QUATRE CANCERS sur 10 et 35 % des décès par cancer seraient évitables. Ces deux seuls chiffres en disent long sur l’urgence d’une prise de conscience collective sur le poids des facteurs de risque (FDR) liés aux modes de vie et aux comportements dans la survenue des cancers. C’est ce « levier essentiel pour lutter contre les cancers » que veut actionner l’Institut national du cancer (INCa) dans sa dernière campagne d’information et de sensibilisation lancée le 23 juin à visée grand public, notamment à l’aide d’un test en ligne « ludique et personnalisé » intitulé « 3 minutes pour faire le point ».
Environ un tiers des Français sont fatalistes et pensent « qu’on ne peut rien faire pour prévenir les cancers », selon le baromètre cancer 2010. Plus de 1 personne sur 2 pense que « le cancer, c’est héréditaire », quand en réalité la part résultant de facteurs intrinsèques héréditaires est estimée à moins de 10 %. « Dans l’esprit des gens, ce ne sont pas les FDR majeurs liés au comportement qui sortent en premier dans les cancers, souligne le Pr Agnès Buzyn, présidente de l’INCa. Il existe une forme de mise à distance. C’est sans doute plus facile de se dire que l’on subit, plutôt que de s’avouer que l’on prend soi-même des risques pour sa santé, car cela obligerait à changer les comportements ».
Changer la perception du risque.
Ce déclic intime, c’est ce que veut provoquer l’INCa le plus largement possible dans la population. Pour cela, la première étape de la campagne est de rétablir la hiérarchie des FDR et de les mettre en perspective les uns par rapport aux autres. Si les 9 FDR connus listés par l’INCa ne surprendront personne, - tabac, alcool, alimentation, expositions professionnelles, infections (virus HPV et VHB), manque d’exercice physique, surpoids, exposition aux UV, pollution de l’air intérieur et extérieur -, le niveau de perception des risques de cancer n’est souvent pas proportionnel à leur impact réel. Ainsi, la fraction attribuable à la pollution intérieure et extérieure, comprenant tabagisme passif, amiante résidentiel et particules fines/pollution atmosphérique, s’élèverait à peine à 1 % des cancers.

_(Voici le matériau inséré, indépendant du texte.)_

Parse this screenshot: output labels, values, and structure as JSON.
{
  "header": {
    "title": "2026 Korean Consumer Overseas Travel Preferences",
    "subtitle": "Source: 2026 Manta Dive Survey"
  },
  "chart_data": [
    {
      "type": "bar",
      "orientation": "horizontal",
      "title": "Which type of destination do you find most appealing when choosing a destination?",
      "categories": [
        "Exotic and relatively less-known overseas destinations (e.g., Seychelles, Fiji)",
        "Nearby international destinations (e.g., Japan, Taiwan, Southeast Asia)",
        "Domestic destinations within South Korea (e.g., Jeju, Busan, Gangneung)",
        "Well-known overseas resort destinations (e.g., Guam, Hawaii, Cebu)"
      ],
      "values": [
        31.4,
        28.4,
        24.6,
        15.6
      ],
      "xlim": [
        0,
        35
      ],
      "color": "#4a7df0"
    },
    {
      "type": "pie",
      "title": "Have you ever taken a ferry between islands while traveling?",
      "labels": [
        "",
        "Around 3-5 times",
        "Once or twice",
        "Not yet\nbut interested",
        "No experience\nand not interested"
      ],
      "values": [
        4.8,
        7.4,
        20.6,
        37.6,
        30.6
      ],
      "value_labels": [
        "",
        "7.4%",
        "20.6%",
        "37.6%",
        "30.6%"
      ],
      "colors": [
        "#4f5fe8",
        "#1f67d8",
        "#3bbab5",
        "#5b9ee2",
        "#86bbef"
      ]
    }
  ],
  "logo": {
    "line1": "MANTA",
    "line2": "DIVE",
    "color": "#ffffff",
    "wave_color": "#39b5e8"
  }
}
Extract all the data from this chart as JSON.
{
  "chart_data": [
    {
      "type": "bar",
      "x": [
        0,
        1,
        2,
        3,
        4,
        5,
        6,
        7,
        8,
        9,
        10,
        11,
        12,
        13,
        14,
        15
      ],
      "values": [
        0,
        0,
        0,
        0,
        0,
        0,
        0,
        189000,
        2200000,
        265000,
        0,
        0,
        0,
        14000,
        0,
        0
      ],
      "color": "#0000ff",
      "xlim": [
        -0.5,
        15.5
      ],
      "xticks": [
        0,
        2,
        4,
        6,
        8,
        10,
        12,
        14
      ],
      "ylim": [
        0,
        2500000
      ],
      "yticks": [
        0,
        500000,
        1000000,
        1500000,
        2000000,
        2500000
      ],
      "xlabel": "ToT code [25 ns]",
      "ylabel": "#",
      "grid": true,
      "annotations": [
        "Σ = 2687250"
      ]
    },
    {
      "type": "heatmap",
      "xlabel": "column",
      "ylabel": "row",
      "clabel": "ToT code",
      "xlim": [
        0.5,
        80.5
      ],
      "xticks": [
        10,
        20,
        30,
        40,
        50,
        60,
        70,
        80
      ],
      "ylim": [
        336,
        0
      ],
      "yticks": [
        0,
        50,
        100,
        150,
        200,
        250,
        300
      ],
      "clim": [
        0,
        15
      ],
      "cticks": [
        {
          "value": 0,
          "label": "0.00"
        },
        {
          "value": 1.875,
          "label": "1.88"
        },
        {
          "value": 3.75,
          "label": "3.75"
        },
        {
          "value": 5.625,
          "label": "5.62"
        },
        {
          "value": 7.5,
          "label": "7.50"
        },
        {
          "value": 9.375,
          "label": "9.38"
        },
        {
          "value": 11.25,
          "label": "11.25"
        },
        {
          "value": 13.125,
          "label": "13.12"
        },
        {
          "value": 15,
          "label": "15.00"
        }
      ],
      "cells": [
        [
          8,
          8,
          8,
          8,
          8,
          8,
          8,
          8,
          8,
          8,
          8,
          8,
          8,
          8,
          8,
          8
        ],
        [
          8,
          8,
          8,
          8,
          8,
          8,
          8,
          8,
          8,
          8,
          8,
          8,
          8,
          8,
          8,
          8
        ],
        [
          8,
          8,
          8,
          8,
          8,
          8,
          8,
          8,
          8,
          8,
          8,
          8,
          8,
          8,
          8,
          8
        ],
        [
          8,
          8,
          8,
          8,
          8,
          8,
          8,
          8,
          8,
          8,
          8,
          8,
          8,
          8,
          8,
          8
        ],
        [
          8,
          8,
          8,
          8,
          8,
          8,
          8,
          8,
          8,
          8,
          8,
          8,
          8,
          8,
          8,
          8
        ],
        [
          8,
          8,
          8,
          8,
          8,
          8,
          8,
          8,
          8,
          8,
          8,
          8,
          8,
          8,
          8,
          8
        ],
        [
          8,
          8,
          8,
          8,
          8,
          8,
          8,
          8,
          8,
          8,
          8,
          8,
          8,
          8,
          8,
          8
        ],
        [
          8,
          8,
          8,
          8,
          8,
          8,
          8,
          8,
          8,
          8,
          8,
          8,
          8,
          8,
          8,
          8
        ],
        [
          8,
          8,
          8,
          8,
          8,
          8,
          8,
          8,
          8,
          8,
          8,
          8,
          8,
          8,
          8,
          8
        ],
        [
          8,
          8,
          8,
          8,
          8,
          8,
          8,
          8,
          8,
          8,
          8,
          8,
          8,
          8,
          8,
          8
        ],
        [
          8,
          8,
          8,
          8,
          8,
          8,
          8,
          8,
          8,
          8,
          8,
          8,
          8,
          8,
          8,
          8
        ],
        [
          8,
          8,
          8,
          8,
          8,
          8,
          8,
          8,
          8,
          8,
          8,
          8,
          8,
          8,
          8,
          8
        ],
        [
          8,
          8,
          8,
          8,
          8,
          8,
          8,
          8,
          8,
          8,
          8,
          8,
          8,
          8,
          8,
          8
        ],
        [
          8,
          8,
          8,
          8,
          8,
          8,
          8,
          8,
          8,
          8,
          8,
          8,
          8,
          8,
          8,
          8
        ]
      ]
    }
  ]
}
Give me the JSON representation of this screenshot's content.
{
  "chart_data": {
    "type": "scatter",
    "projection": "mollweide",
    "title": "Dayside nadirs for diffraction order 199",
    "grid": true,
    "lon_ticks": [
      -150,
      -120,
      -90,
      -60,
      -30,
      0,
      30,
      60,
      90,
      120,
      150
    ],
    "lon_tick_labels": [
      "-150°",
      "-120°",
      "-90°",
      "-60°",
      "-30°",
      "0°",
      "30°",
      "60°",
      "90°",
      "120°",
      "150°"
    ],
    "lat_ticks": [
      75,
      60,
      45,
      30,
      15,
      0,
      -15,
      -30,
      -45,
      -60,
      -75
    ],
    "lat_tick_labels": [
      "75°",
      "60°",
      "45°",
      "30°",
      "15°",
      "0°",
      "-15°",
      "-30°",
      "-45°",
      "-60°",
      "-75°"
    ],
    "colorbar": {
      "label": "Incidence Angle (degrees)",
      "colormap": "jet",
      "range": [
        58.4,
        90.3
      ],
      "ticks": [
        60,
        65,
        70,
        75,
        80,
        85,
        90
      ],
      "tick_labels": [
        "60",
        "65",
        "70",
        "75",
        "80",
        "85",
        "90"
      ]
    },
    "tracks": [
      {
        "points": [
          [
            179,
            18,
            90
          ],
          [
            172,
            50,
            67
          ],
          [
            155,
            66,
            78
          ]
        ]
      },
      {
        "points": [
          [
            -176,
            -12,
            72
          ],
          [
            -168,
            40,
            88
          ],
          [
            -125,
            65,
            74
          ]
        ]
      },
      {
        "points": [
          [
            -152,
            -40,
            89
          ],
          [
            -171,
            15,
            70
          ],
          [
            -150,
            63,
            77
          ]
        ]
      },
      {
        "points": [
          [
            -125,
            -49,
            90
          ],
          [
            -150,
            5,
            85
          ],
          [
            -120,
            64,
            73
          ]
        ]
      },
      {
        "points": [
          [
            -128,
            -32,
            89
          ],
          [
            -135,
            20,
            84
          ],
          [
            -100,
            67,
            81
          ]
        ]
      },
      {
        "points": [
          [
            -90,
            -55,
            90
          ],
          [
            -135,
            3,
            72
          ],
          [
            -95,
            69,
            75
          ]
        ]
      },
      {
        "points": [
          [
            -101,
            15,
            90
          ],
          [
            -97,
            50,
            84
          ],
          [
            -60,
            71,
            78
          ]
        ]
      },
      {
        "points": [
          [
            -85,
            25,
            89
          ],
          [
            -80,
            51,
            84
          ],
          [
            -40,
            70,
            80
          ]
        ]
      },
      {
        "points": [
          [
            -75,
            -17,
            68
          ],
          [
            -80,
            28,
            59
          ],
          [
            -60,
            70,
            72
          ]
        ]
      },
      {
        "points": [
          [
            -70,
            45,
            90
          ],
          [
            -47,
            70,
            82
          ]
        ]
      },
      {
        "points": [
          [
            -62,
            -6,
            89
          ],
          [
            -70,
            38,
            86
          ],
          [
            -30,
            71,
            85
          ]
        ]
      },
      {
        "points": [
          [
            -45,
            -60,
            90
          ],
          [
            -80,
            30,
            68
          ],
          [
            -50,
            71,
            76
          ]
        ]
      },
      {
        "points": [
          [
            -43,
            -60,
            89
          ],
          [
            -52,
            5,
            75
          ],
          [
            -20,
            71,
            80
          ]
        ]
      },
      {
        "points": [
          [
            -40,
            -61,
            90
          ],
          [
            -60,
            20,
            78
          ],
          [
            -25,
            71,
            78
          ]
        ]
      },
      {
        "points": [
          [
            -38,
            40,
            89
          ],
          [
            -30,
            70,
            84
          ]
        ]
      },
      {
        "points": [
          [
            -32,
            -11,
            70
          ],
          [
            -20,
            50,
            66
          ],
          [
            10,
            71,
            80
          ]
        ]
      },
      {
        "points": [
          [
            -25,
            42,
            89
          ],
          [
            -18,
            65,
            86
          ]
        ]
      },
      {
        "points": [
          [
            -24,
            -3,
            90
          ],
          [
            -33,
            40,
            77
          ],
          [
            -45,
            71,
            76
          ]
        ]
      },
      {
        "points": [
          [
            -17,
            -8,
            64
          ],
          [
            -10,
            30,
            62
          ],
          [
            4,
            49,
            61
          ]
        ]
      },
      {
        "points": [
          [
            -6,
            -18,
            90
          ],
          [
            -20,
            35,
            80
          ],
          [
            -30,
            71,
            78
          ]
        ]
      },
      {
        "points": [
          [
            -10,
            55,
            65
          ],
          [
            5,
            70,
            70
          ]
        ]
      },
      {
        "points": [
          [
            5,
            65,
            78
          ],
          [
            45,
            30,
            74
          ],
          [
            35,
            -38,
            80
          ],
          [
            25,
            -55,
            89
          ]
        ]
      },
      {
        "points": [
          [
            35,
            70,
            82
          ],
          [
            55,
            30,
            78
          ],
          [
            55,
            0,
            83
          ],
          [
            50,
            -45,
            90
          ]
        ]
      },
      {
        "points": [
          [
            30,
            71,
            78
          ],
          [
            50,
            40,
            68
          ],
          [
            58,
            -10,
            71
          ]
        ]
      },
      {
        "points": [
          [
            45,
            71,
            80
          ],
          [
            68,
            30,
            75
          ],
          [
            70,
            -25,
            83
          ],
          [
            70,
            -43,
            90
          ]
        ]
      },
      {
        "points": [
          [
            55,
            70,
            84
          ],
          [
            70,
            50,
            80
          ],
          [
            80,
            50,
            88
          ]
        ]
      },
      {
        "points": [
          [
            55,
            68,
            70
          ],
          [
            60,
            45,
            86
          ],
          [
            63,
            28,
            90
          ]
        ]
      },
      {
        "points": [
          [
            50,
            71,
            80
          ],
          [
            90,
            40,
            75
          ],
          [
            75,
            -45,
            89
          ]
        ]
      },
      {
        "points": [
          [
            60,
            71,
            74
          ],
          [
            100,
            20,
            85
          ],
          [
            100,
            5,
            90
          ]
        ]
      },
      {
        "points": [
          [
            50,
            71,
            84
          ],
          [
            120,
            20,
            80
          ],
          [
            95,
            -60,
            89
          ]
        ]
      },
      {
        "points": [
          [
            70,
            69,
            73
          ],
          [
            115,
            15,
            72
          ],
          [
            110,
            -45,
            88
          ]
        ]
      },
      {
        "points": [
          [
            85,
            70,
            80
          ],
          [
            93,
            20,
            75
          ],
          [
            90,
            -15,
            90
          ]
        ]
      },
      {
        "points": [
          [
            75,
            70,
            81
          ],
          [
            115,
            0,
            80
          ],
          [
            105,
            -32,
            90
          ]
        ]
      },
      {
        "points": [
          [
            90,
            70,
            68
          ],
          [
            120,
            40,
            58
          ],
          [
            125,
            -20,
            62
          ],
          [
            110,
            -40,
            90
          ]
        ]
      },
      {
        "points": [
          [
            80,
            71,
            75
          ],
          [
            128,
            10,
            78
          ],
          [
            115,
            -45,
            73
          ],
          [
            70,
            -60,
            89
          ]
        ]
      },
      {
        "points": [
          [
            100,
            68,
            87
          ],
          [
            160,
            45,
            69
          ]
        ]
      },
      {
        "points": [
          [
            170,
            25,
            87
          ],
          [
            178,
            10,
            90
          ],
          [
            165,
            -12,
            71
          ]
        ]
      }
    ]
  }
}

Pour ce travail de hiérarchisation, l’INCa s’est appuyé principalement sur l’étude du Centre de recherche international de recherche sur le cancer (CIRC) de 2007, mais aussi sur deux autres, une étude de l’InVS de 2003 sur la part des cancers liés aux expositions professionnelles en France (entre 4,5 et 8 %) et une étude anglaise de 2011 (9,2 % des cancers attribuables à une alimentation déséquilibrée). Mais comme le souligne le Dr Jérôme Viguier, directeur du pôle Santé publique à l’INCa : « depuis la publication du CIRC, peu d’études ont été réalisées en France et la fraction attribuable de chaque FDR mériterait des actualisations régulières. »
Une veille scientifique toujours nécessaire.
Les lignes ont déjà changé depuis la publication du CIRC, notamment pour la surcharge pondérale en nette augmentation en France, les expositions professionnelles sous-estimées et la pollution atmosphérique avec une tendance à la hausse aux États-Unis (fraction attribuable entre 1 à 5 %). De plus, l’analyse par fraction attribuable n’est pas absolue. C’est raisonner sans prendre en considération l’émergence de nouvelles connaissances : effet cocktail, effets à faibles doses aux périodes critiques du développement, mécanismes épigénétiques et interactions gènes-environnement. Et pour un grand nombre de facteurs environnementaux, « le lien avec le cancer reste aujourd’hui encore mal connu », indique l’INCa.
Malgré ces limites, des constats très clairs se dégagent. À lui seul responsable de 30 % des décès par cancers, soit 47 000 décès chaque année, et avec 17 localisations différentes, le tabac est le premier facteur de risque loin devant tous les autres, et pour longtemps. L’alcool, souvent méconnu, est le 2e FDR évitable, responsable de 9,5 % des décès par cancer, avec un risque augmentant de manière linéaire et sans effet de seuil. La campagne met en perspective le poids écrasant de ces deux FDR majeurs dans deux films diffusés sur le net, la cigarette avec la pollution, l’alcool avec les UV. Toujours à visée du grand public, des brochures nutrition sont mises à disposition et un nouvel espace de référence est créé sur le site de l’INCa pour la prévention des cancers. À la rentrée de septembre, la campagne prévoit de mettre à contribution les réseaux associatifs et les professionnels de santé.